アムールヒョウは世界一優雅なネコ科の動物のひとつといわれている。専門家は先週、現在生き残っているアムールヒョウは25頭から34頭だと発表していた。

メスの繁殖に頼った種の保存には、少なくとも100頭の生存が必要だ。 野生のヒョウはメスよりオスのほうが数が多い。WWFによれば、ネコ科の動物はストレスを感じているとき、メスよりオスを生む傾向があるからだそうだ。

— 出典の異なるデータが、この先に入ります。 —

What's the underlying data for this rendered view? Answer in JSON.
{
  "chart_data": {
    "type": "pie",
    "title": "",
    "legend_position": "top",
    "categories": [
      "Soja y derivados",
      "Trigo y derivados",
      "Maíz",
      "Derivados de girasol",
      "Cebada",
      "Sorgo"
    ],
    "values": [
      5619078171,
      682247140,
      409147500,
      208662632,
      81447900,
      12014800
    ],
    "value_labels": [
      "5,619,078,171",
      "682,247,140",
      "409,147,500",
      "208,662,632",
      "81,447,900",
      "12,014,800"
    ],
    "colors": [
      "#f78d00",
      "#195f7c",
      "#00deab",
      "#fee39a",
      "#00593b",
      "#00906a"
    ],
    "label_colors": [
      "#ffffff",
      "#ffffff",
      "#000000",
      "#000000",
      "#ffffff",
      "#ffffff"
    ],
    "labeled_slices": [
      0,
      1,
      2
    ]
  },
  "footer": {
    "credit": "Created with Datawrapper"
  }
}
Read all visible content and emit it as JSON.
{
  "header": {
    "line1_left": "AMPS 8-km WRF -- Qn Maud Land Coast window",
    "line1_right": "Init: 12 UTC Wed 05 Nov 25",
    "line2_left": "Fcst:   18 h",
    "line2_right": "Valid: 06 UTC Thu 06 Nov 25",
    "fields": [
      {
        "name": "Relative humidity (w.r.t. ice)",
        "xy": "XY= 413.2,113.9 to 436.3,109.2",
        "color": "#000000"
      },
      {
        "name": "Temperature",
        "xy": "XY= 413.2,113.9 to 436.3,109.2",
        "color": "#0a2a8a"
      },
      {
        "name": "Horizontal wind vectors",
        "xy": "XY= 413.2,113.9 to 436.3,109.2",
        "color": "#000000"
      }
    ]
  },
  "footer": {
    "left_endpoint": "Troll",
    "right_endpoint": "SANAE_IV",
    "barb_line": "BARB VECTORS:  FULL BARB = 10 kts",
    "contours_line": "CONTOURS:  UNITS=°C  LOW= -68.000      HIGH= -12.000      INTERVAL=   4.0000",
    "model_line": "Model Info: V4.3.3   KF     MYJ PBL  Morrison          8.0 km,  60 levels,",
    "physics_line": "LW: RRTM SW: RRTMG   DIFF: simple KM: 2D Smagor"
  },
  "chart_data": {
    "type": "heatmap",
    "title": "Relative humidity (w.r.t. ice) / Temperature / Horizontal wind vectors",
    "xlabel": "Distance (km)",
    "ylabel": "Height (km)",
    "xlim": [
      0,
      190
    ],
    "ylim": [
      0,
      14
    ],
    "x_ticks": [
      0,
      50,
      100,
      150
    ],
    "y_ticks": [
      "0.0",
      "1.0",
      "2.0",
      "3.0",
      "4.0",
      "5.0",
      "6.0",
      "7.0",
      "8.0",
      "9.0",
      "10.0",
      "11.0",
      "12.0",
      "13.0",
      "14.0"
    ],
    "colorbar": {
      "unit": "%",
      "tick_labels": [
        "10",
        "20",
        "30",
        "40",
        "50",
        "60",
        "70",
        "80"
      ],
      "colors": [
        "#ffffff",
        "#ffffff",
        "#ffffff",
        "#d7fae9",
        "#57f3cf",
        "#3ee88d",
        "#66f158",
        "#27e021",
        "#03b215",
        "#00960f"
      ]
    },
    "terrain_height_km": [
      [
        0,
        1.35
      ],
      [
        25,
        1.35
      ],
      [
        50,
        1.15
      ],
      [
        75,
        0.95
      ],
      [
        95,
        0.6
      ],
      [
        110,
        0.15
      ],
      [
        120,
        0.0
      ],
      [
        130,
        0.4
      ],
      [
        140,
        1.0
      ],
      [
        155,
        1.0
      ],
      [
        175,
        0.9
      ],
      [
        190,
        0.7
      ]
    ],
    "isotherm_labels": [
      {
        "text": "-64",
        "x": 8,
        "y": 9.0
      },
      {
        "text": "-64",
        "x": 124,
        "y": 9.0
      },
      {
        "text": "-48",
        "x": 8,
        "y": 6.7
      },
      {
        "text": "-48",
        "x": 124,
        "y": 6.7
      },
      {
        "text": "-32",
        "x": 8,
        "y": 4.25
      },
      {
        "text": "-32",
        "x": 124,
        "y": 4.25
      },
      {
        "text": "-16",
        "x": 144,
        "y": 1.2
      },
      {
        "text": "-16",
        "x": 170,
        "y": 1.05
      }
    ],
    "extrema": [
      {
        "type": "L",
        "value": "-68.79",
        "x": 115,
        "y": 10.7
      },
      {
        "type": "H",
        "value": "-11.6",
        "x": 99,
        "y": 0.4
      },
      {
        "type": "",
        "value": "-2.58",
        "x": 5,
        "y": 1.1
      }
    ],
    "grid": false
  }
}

「これは単におびえか無知による殺し、この場合両方でしょう」と、WWFの生物多様性コーディネイターでロシア極東地域を担当するパベル・フォメンコは声明で述べた。

WWFによれば、ハンターは尾骨からヒョウを撃った。 ヒョウはひっくり返り、重い物で頭を打たれていた。アムールヒョウが人間を攻撃したケースはこれまで報告されていない。

環境保護論者たちは、極東の国立公園でのヒョウ狩りを摘発するため、より厳しい規制を導入するようロシア政府に要請している。

また彼らは、人間によって破壊されつつある動物の自然環境と食物供給の保護に関しても、より一層の努力が必要だと主張している。

現地の野生動物監視団体が、ヒョウが殺されたとの匿名の情報提供を受けた。一日かけた捜索の末、当局はヒョウの死体を発見した。ヒョウは4月15日か16日のいずれかに死亡したとみられている。